In the retrospective study of Taylor et al. [20] with 73 patients, it was found that mortality decreased, the duration of hospital stay was shortened and the rate of transition to surgery decreased as a result of intrapleural alteplase administration. In another study, Zuckerman et al. [21] randomized and prospectively administered tissue plasminogen activator intrapleurally to 25 patients; it was reported to be effective in the treatment of loculated-complicated parapneumonic effusion and empyema, and the absence of patients requiring thoracotomy is also important in terms of treatment effectiveness. Sumalani et al. [22] obtained satisfactory results with VATS treatment in 202 (86.3%) patients in their study on 234 patients. Forty patients in this group requiring decortication or repeat procedures with thoracotomy had a longer mean symptom duration and longer preoperative hospital stay than patients treated with VATS. In our study, there was a higher symptom duration in the VATS-D group compared to the intrapleural treatment group.

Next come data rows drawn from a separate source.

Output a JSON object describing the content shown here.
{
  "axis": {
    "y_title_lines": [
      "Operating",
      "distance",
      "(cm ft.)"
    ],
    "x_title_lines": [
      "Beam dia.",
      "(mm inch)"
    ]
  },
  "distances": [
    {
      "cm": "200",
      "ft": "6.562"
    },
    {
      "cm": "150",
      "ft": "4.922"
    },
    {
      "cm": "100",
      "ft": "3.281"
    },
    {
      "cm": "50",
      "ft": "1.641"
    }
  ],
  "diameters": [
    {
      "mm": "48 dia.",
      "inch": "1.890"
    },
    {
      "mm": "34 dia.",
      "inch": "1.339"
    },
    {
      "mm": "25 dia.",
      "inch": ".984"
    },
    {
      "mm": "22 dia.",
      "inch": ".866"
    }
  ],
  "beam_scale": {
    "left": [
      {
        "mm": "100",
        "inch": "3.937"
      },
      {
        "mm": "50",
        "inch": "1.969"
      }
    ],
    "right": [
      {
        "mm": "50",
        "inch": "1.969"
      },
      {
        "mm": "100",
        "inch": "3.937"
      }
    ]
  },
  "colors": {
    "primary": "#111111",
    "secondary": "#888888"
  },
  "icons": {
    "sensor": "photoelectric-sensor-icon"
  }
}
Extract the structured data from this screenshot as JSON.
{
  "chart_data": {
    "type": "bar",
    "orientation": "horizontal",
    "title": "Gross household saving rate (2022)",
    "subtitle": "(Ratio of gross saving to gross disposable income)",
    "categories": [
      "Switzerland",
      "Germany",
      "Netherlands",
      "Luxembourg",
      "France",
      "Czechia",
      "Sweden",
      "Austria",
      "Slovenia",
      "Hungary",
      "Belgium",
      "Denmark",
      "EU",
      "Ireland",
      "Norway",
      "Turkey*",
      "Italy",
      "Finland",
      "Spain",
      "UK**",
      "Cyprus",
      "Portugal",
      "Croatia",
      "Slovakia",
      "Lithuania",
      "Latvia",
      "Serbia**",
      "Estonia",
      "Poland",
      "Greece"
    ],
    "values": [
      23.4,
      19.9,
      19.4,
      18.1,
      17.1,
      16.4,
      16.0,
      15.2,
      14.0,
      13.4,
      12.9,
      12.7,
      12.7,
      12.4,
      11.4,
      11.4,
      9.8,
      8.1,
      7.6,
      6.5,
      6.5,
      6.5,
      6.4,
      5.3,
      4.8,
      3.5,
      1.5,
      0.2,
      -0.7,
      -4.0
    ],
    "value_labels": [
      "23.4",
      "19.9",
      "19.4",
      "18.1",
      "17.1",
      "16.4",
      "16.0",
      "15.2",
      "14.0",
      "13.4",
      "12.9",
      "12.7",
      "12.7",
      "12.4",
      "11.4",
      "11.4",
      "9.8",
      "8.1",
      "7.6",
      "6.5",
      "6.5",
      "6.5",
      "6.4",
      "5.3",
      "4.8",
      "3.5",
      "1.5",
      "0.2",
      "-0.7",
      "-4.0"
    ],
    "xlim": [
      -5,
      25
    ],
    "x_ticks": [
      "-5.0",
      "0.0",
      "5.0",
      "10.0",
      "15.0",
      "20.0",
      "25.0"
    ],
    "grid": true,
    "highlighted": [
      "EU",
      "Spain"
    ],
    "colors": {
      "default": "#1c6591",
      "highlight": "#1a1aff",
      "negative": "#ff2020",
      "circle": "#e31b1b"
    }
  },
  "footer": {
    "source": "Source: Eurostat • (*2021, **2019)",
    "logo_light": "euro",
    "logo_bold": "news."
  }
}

In the study of Sumalani et al. in which they performed medical thoracoscopy under local anesthesia, they reported complete resolution in 92 (57.5%) of 160 patients and partial resolution in 58 (36.25%) patients. They concluded that this procedure is an effective and reliable method, especially in patients with high risk for general anesthesia. In our study group, there were 4 patients who underwent VATS-D non-intubated; these patients were ASA-4 patients who were at high risk for general anesthesia. On the other hand, VATS-D was performed through a uniportal incision in 19 patients. There was no significant difference between the intrapleural alteplase group and the patient group treated with VATS-D between the length of stay of the drain and the length of hospital stay (p = 0.853, p = 0.181). In terms of VAS pain scores evaluated at the 24th hour after tube thoracostomy in the alteplase group and in the VATS-D surgical group, there was a significant increase in the surgical group (p = 0.002). There are many studies showing that there is a difference between multiport technique and single port technique in terms of postoperative pain. It has been reported that there is less pain in single port VATS application [23–25]. In the study of Ismail et al. including 35 patients, they stated that all patients were provided with full debridement and decortication with the U-VATS approach and thoracotomy was not required for any reason, and no significant complications were noted in this group.
Conclusions
VATS-D is an effective treatment option in the treatment of pleural empyema. However, as seen in our study, intrapleural alteplase application is at least as effective as VATS-D in terms of treatment success. The absence of a significant difference between drain length, hospital stay and post-procedure complication rates showed that both methods can be preferred in eligible patients. It is not clear which criteria will be decided in terms of preference for surgery or intrapleural application of alteplase. In addition, performing treatment cost analysis for both techniques and evaluating them in terms of cost-effectiveness will guide us. Therefore, larger series and prospective, randomized controlled studies are needed.